When a mandapam with all its parts was sold

Updated - May 27, 2022 11:00 am IST

Published - May 25, 2022 09:19 pm IST

The pillared temple hall at Philadelphia Museum of Art.

The pillared temple hall at Philadelphia Museum of Art. | Photo Credit: Philadelphia Museum of Art 

Some facts are stranger than fiction. It is hard to believe that parts of a Madurai temple mandapam could be sold to an American lady in 1912. Adeline Pepper Gibson of Philadelphia, who served as a military nurse, while travelling in India, liked the parts lying about. She purchased the pillars and stone articles of the Madanagopalaswamy temple and shipped them to the U.S.

Unfortunately she died, while in service, at Nantes, France, on January 10, 1919. When the consignment reached the U.S., it was cleared by her relatives Mrs. J. Howard Gibson, Mrs. J. Norman Henry and Mr. Henry Gibson and presented to the Philadelphia Museum of Art in August 1919 in Adelaine’s memory.

When I was researching for my book on Madurai, I visited the Madanagopalaswamy temple. I was told by an elderly priest that there was a mandapam in front of the Andal shrine that was taken away by an American lady. Then I came to know that the components of a mandapam were indeed sold to an American lady and they were assembled and exhibited at the Philadelphia Museum of Art.

I got in touch with Dr. Darielle Mason, then curator of the museum, who gave me the details and sent some pictures of the mandapam. I understood various details from the museum’s literature and the mails received from the museum.

To assemble the pieces in proper order, the structure had to be studied thgoroughly. When W. Norman Brown (1892-1975) was appointed the curator of the museum, who was at that time the chair of Sanskrit at the University of Pensylvania, he undertook a study by visiting Madurai towards the end of November 1934. He was assisted by the officials of Madras Government Museum.

Of the work he undertook, he wrote a monograph, A pillared hall from a temple at Madura in the Philadelphia Museum of Art (Connemara Library, Chennai, has a copy of it). He details the parts available in the museum as 16 eight-foot simple columns, 14 compound columns, 12 corbels, 12 lion capitals and 8 frieze slabs. His study was based on the findings of G.J. Dubreuil (1885 -1945). Brown feels that when purchased by Gibson, the parts were lying inside the compound of the Madanagopalaswami temple. He also quotes Ananda Coomaraswami, who appears to have visited the temple and taken some pictures. He further quotes a letter, dated January 25, 1920, from John Marshall, the then Director-General of Achaeology, that the mandapam belonged to this temple.

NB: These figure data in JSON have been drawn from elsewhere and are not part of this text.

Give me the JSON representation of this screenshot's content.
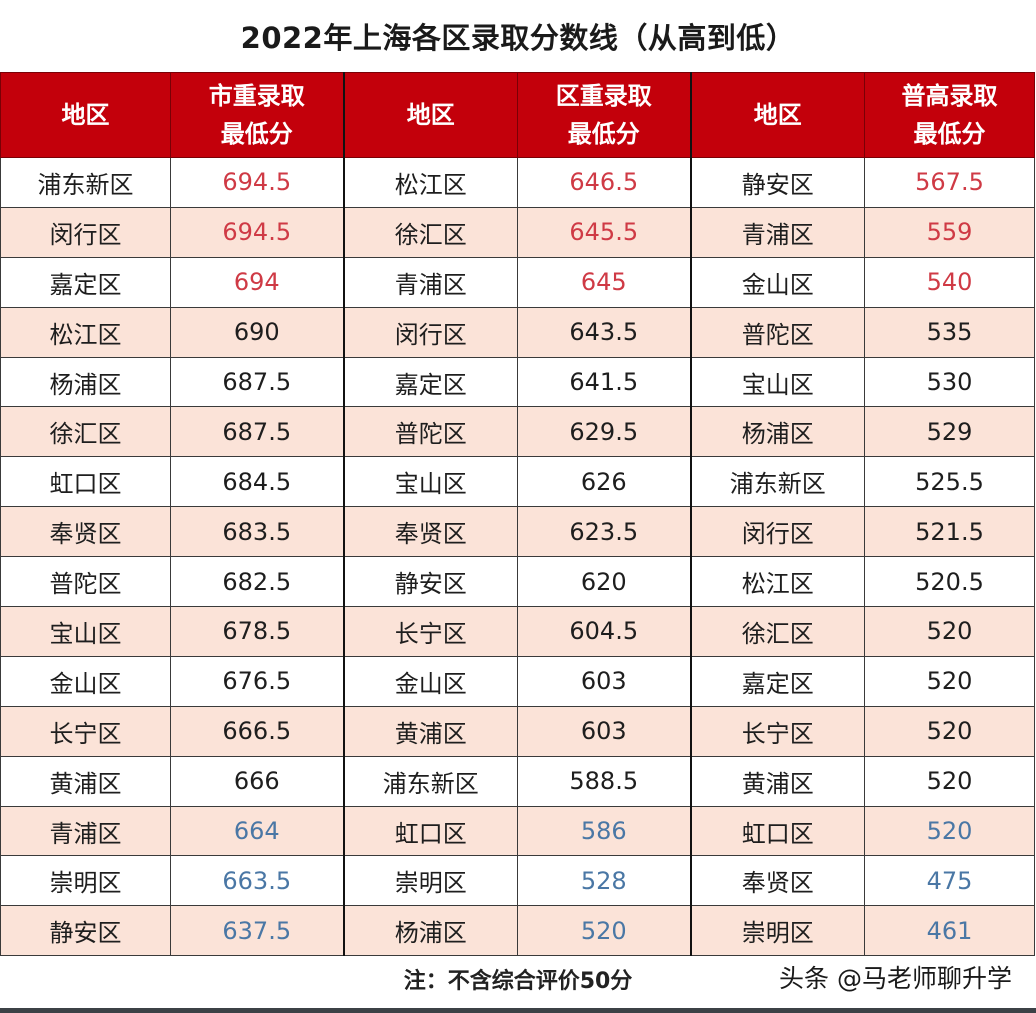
{
  "title": "2022年上海各区录取分数线（从高到低）",
  "colors": {
    "header_bg": "#c3000b",
    "stripe_bg": "#fbe3d8",
    "top_score_text": "#cf3a45",
    "bottom_score_text": "#4a77a5"
  },
  "table": {
    "headers": [
      {
        "line1": "地区",
        "line2": ""
      },
      {
        "line1": "市重录取",
        "line2": "最低分"
      },
      {
        "line1": "地区",
        "line2": ""
      },
      {
        "line1": "区重录取",
        "line2": "最低分"
      },
      {
        "line1": "地区",
        "line2": ""
      },
      {
        "line1": "普高录取",
        "line2": "最低分"
      }
    ],
    "rows": [
      {
        "d1": "浦东新区",
        "s1": "694.5",
        "d2": "松江区",
        "s2": "646.5",
        "d3": "静安区",
        "s3": "567.5"
      },
      {
        "d1": "闵行区",
        "s1": "694.5",
        "d2": "徐汇区",
        "s2": "645.5",
        "d3": "青浦区",
        "s3": "559"
      },
      {
        "d1": "嘉定区",
        "s1": "694",
        "d2": "青浦区",
        "s2": "645",
        "d3": "金山区",
        "s3": "540"
      },
      {
        "d1": "松江区",
        "s1": "690",
        "d2": "闵行区",
        "s2": "643.5",
        "d3": "普陀区",
        "s3": "535"
      },
      {
        "d1": "杨浦区",
        "s1": "687.5",
        "d2": "嘉定区",
        "s2": "641.5",
        "d3": "宝山区",
        "s3": "530"
      },
      {
        "d1": "徐汇区",
        "s1": "687.5",
        "d2": "普陀区",
        "s2": "629.5",
        "d3": "杨浦区",
        "s3": "529"
      },
      {
        "d1": "虹口区",
        "s1": "684.5",
        "d2": "宝山区",
        "s2": "626",
        "d3": "浦东新区",
        "s3": "525.5"
      },
      {
        "d1": "奉贤区",
        "s1": "683.5",
        "d2": "奉贤区",
        "s2": "623.5",
        "d3": "闵行区",
        "s3": "521.5"
      },
      {
        "d1": "普陀区",
        "s1": "682.5",
        "d2": "静安区",
        "s2": "620",
        "d3": "松江区",
        "s3": "520.5"
      },
      {
        "d1": "宝山区",
        "s1": "678.5",
        "d2": "长宁区",
        "s2": "604.5",
        "d3": "徐汇区",
        "s3": "520"
      },
      {
        "d1": "金山区",
        "s1": "676.5",
        "d2": "金山区",
        "s2": "603",
        "d3": "嘉定区",
        "s3": "520"
      },
      {
        "d1": "长宁区",
        "s1": "666.5",
        "d2": "黄浦区",
        "s2": "603",
        "d3": "长宁区",
        "s3": "520"
      },
      {
        "d1": "黄浦区",
        "s1": "666",
        "d2": "浦东新区",
        "s2": "588.5",
        "d3": "黄浦区",
        "s3": "520"
      },
      {
        "d1": "青浦区",
        "s1": "664",
        "d2": "虹口区",
        "s2": "586",
        "d3": "虹口区",
        "s3": "520"
      },
      {
        "d1": "崇明区",
        "s1": "663.5",
        "d2": "崇明区",
        "s2": "528",
        "d3": "奉贤区",
        "s3": "475"
      },
      {
        "d1": "静安区",
        "s1": "637.5",
        "d2": "杨浦区",
        "s2": "520",
        "d3": "崇明区",
        "s3": "461"
      }
    ]
  },
  "footer": {
    "note": "注：不含综合评价50分",
    "watermark": "头条 @马老师聊升学"
  }
}
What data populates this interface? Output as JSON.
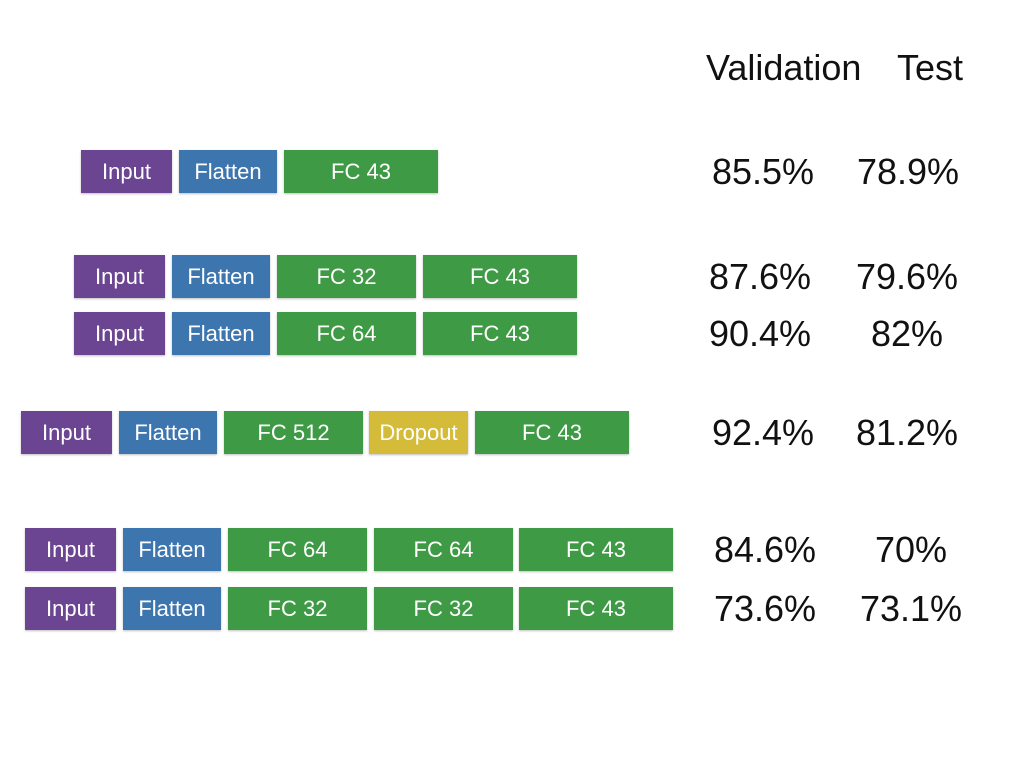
{
  "header": {
    "validation_label": "Validation",
    "test_label": "Test"
  },
  "colors": {
    "input": "#6b4592",
    "flatten": "#3d75ae",
    "fc": "#3f9a46",
    "dropout": "#d4bc3a"
  },
  "models": [
    {
      "layers": [
        {
          "type": "input",
          "label": "Input"
        },
        {
          "type": "flatten",
          "label": "Flatten"
        },
        {
          "type": "fc",
          "label": "FC 43"
        }
      ],
      "validation": "85.5%",
      "test": "78.9%"
    },
    {
      "layers": [
        {
          "type": "input",
          "label": "Input"
        },
        {
          "type": "flatten",
          "label": "Flatten"
        },
        {
          "type": "fc",
          "label": "FC 32"
        },
        {
          "type": "fc",
          "label": "FC 43"
        }
      ],
      "validation": "87.6%",
      "test": "79.6%"
    },
    {
      "layers": [
        {
          "type": "input",
          "label": "Input"
        },
        {
          "type": "flatten",
          "label": "Flatten"
        },
        {
          "type": "fc",
          "label": "FC 64"
        },
        {
          "type": "fc",
          "label": "FC 43"
        }
      ],
      "validation": "90.4%",
      "test": "82%"
    },
    {
      "layers": [
        {
          "type": "input",
          "label": "Input"
        },
        {
          "type": "flatten",
          "label": "Flatten"
        },
        {
          "type": "fc",
          "label": "FC 512"
        },
        {
          "type": "dropout",
          "label": "Dropout"
        },
        {
          "type": "fc",
          "label": "FC 43"
        }
      ],
      "validation": "92.4%",
      "test": "81.2%"
    },
    {
      "layers": [
        {
          "type": "input",
          "label": "Input"
        },
        {
          "type": "flatten",
          "label": "Flatten"
        },
        {
          "type": "fc",
          "label": "FC 64"
        },
        {
          "type": "fc",
          "label": "FC 64"
        },
        {
          "type": "fc",
          "label": "FC 43"
        }
      ],
      "validation": "84.6%",
      "test": "70%"
    },
    {
      "layers": [
        {
          "type": "input",
          "label": "Input"
        },
        {
          "type": "flatten",
          "label": "Flatten"
        },
        {
          "type": "fc",
          "label": "FC 32"
        },
        {
          "type": "fc",
          "label": "FC 32"
        },
        {
          "type": "fc",
          "label": "FC 43"
        }
      ],
      "validation": "73.6%",
      "test": "73.1%"
    }
  ]
}
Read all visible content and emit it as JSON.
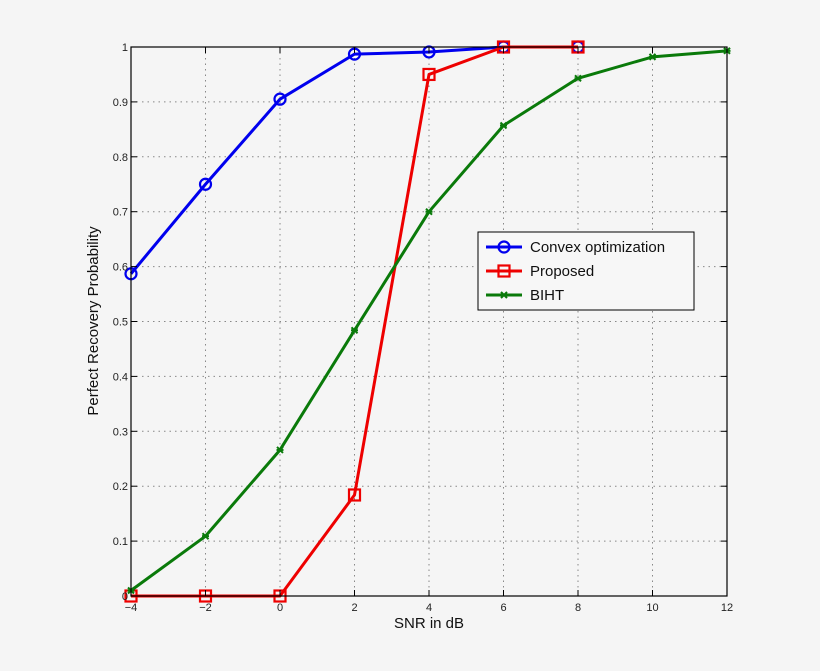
{
  "chart_data": {
    "type": "line",
    "title": "",
    "xlabel": "SNR in dB",
    "ylabel": "Perfect Recovery Probability",
    "xlim": [
      -4,
      12
    ],
    "ylim": [
      0,
      1
    ],
    "grid": true,
    "legend_position": "center-right",
    "x_ticks": [
      -4,
      -2,
      0,
      2,
      4,
      6,
      8,
      10,
      12
    ],
    "x_tick_labels": [
      "−4",
      "−2",
      "0",
      "2",
      "4",
      "6",
      "8",
      "10",
      "12"
    ],
    "y_ticks": [
      0,
      0.1,
      0.2,
      0.3,
      0.4,
      0.5,
      0.6,
      0.7,
      0.8,
      0.9,
      1
    ],
    "y_tick_labels": [
      "0",
      "0.1",
      "0.2",
      "0.3",
      "0.4",
      "0.5",
      "0.6",
      "0.7",
      "0.8",
      "0.9",
      "1"
    ],
    "series": [
      {
        "name": "Convex optimization",
        "color": "#0000ee",
        "marker": "circle",
        "x": [
          -4,
          -2,
          0,
          2,
          4,
          6,
          8
        ],
        "values": [
          0.587,
          0.75,
          0.905,
          0.987,
          0.991,
          1.0,
          1.0
        ]
      },
      {
        "name": "Proposed",
        "color": "#ee0000",
        "marker": "square",
        "x": [
          -4,
          -2,
          0,
          2,
          4,
          6,
          8
        ],
        "values": [
          0.0,
          0.0,
          0.0,
          0.184,
          0.95,
          1.0,
          1.0
        ]
      },
      {
        "name": "BIHT",
        "color": "#0a7a0a",
        "marker": "star",
        "x": [
          -4,
          -2,
          0,
          2,
          4,
          6,
          8,
          10,
          12
        ],
        "values": [
          0.01,
          0.109,
          0.266,
          0.484,
          0.7,
          0.857,
          0.943,
          0.982,
          0.993
        ]
      }
    ]
  }
}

In the monograph, he says the temple was in existence before 1599 as found from an inscription in Tamil of that year. Another inscription is also dated to 1596. It is likely that the construction was undertaken during the 16th Century under Viswanatha Nayakar (1529-1564). He believes the mandapam could have been razed by a Mohammedan conqueror in the 16th Century. He also found some frieze slabs lying around during his visit to the temple and they were similar to the ones in the museum.

He went about finding the way the hall might have been built and after elaborate studies of other temples of the time in Madurai, including the Meenakshi Sundareswarar temple, drew a plan for erecting the hall in the museum. In the book referred, of 86 pages and in six chapters, he describes the mandapam that includes its structure and iconography with photographs.

According to the museum’s pamphlet, the hall consists of 12 monolithic composite pillars with large sculpted figures, 16 square-based pillars carved with 10 lion brackets, 10 drop brackets, two non-figural cluster pillars and eight slabs carved with scenes from the Ramayana. Between 1935 and 1940, the pillars were installed at the museum to resemble the temple’s entry hall known as the Artha Mandapam. The pamphlet states this is the only example of Indian stone architecture to be found in any American museum. “It is also the only place outside of South Asia where visitors can experience, from original pre-modern elements, the monumental synthesis of sculpture, structure, symbolism and story that make Hindu temple architecture one of the world’s greatest artistic legacies.”

For the creation of an Asian art section in the museum, credit goes to Dr. Stella Kramrisch (1896-1993), the first to join the museum and assume the curatorial position. It was because of her that the museum has a separate section on Asian art. She lived and taught in India and has to her credit many scholarly writings about Indian art. She taught at Shanti Niketan and was honoured with the Desikottama in 1974 and the Government of India conferred the Padmabhushan upon her in 1982. 

In Madurai, it is a temple where even today youngsters learning music are initiated as the ruling deity Madanagopalaswamy is the image of Krishna playing the flute.

(The writer is a history enthusiast).